Ridiculous. A spiteful complaint that is a waste of everybody's time. So sorry your son had to go through this.

Iamdobby63 · 14/02/2016 19:53

I'm not anti smacking either, obviously not 'hitting' - nor smacking just because the parent is angry and frustrated. It sounds like your son was in a very stressful situation with this other father losing his rag and threatening him with 'family' all whilst the children are still going at it. Can't say I wouldn't have done the same thing in order to end the 'rage' your DGS was in.

Glad it's all sorted, nice someone would lie to the police just to get their own back!

Keep an eye on you DGS temper and seek help if needs be.

goddessofsmallthings · 14/02/2016 19:53

It is indeed a "generational thing", OP, and it is because abuse is handed down through generations that I am vehemently opposed to smacking and any other form of child abuse.

Although your ds may have got away with it on this occasion, I would suggest it's in his best interests and, more importantly, those of your dgs, for him enrol on a parenting course or make contact with Sure Start with a view to learning how to parent without breaking or oppressing a child's spirit.
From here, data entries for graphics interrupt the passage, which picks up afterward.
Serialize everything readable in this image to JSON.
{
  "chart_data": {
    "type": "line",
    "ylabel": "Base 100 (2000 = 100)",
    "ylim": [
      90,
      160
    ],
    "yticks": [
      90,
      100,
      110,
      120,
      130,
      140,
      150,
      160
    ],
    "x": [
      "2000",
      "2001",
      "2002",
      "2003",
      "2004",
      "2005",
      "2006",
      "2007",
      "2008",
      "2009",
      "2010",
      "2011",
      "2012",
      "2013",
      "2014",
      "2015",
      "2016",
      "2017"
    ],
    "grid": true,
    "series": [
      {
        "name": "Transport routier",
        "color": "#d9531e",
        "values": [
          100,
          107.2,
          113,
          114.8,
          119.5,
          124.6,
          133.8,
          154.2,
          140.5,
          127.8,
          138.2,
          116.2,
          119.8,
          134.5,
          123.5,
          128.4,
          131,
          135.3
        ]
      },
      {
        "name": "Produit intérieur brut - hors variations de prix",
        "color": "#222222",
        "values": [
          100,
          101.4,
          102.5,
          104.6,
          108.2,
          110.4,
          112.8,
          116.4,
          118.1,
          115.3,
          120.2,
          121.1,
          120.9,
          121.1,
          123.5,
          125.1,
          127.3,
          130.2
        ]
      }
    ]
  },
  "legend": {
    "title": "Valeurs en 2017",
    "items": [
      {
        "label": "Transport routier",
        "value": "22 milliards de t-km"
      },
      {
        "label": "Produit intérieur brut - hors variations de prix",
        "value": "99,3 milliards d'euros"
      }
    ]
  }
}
Ticktacktock · 14/02/2016 20:12

Just wanted to offer support moggie. You came here asking for help and all you get is your son shot down in flames. I'm sure your son is a great father. He took your GS to the party in the first place, when he could have been in the pub or doing something else less helpful, and he got into an unfortunate spat with some unsavoury characters by the sound of it.

I too am not particularly anti smacking, and although my father hit me a lot, I could probably count on one hand the number of times I have smacked my own 17 yr old. We are only human. And when we are put in difficult situations we sometimes don't behave rationally.

The police will not take it any further. They had to follow it up as if it was a true case of abuse and they hadn't acted they would be front page news.

Your DS will be in need of a stiff drink tonight.